Ну а как же иначе? Тяжкий крест ныне нес Афоня – окормлял острожников Божьим словом заместо ушедшего с Серьгой отца Амвросия. Службу исполнял честно и себя держал как и следует – ни с какой полоняницей-девкой не путался, а токмо молился часто, поддерживал порядок в Троицкой церкви да время от времени брал челнок, навещал часовенку, пустынь, на безлюдном островке еще отцом Амвросием выстроенную. Там – в одиночестве полном – молился, лампадки жег да с Господом Богом беседовал. Ватажники Афоню зауважали – парень, кажется, не только внутренне изменился, но и внешне – ввысь еще больше вытянулся, оставаясь таким же худым, как и раньше, однако угловатость прежняя исчезла, появилась в движениях некая неторопливость, осанистось, как и положено степенному пастырю.
Уловив атаманов взгляд, Афоня поднялся, откашлялся:
– Мыслю, всяко быть может, как вы говорите – и так, и этак. И гадать тут нечего – надобно посылать отрядец. Сам готов идти с радостию и словом Христовым!

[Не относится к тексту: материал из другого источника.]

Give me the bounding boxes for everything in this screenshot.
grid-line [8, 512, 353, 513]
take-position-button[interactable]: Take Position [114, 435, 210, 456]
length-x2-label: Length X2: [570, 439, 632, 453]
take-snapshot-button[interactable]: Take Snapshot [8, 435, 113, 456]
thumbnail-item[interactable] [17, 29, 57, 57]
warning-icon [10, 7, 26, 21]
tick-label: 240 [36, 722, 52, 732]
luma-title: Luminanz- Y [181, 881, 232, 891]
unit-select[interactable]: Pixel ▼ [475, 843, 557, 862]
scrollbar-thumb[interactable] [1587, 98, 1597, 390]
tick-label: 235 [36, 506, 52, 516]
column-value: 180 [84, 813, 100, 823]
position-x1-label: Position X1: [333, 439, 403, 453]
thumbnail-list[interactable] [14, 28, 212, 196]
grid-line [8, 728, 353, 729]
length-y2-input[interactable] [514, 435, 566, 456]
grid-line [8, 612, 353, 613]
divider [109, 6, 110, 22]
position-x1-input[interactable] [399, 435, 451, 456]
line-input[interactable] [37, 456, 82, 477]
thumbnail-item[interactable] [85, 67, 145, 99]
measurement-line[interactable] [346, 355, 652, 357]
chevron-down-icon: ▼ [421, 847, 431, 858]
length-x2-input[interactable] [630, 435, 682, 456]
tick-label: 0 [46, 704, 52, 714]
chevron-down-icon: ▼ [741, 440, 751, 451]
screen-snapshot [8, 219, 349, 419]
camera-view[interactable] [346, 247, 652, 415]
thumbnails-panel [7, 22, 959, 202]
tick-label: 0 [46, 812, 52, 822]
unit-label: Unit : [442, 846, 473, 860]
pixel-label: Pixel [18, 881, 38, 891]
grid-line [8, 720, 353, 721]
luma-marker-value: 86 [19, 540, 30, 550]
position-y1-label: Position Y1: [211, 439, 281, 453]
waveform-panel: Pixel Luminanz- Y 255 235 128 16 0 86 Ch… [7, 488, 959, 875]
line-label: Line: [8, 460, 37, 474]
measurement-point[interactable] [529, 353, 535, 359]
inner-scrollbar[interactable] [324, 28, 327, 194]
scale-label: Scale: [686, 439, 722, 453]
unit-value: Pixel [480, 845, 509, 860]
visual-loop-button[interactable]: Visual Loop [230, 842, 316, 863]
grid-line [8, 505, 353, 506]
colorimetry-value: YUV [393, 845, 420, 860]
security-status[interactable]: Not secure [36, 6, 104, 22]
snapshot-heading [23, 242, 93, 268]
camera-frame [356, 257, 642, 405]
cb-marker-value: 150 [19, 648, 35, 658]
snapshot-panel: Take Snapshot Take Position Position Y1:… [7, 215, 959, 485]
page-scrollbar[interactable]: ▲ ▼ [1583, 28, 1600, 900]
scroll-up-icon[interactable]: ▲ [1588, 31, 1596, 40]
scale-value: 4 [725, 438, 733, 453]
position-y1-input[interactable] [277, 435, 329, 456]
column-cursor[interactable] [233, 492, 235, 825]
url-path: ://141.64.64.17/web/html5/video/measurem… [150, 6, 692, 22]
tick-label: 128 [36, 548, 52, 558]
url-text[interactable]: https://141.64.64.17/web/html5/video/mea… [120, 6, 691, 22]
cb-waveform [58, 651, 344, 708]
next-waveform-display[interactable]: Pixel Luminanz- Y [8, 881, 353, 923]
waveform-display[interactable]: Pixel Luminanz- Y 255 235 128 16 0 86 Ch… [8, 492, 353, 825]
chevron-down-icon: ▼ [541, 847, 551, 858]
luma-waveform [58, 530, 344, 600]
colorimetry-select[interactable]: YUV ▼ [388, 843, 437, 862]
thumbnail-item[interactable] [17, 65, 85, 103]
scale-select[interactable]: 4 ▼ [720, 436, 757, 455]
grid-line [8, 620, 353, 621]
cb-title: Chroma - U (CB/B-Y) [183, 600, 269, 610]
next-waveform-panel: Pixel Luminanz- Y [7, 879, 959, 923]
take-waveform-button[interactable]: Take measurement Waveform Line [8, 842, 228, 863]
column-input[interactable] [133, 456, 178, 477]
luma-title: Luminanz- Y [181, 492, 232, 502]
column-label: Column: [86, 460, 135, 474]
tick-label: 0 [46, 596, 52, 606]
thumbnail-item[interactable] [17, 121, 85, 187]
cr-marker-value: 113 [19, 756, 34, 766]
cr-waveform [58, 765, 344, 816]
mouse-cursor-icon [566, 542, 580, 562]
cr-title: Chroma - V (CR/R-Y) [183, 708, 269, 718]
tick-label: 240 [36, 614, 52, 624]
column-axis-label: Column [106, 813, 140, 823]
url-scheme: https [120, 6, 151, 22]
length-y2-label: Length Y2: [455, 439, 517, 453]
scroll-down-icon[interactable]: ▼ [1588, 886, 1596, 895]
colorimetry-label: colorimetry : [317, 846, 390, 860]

– Нет уж, Афонасий, – тут же возразил Иван. – Христово слово и в остроге не лишнее. Не ты – так кто? Других-то священников у нас и нету. А ватагу на поиски тотчас же и соберем, сам ее и возглавлю… Тише, тише, казаки, не шумите! Дело непростое, опасное, я ж, как вы знаете, в походах опытен, да еще и удачлив. С собой возьму человек с дюжину, уж не обессудьте, кого выберу, остальные здесь останутся – в остроге, чай, тоже порядок нужен, нужна и защита – вдруг да нападут поганые? Зима кончилась, лето скоро – самое время им и напасть. Ну, бог даст, до той поры мы все возвернемся с удачею.
– За себя кого мыслишь оставить, атамане? – поморщившись от кострового дыма, негромко поинтересовался Чугреев Кондрат.
– А тебя, Кондрате, и мыслю. – Иван добродушно прищурился и погладил шрам. – Тебя да Яросева Василия. А кто промеж вами главным, кто в помощниках – то пусть сейчас круг решит. А, казаче?
– Любо атамане, любо! – одобрительно зашумели собравшиеся.
– Кондрат – мужичин степенный, уважаемый…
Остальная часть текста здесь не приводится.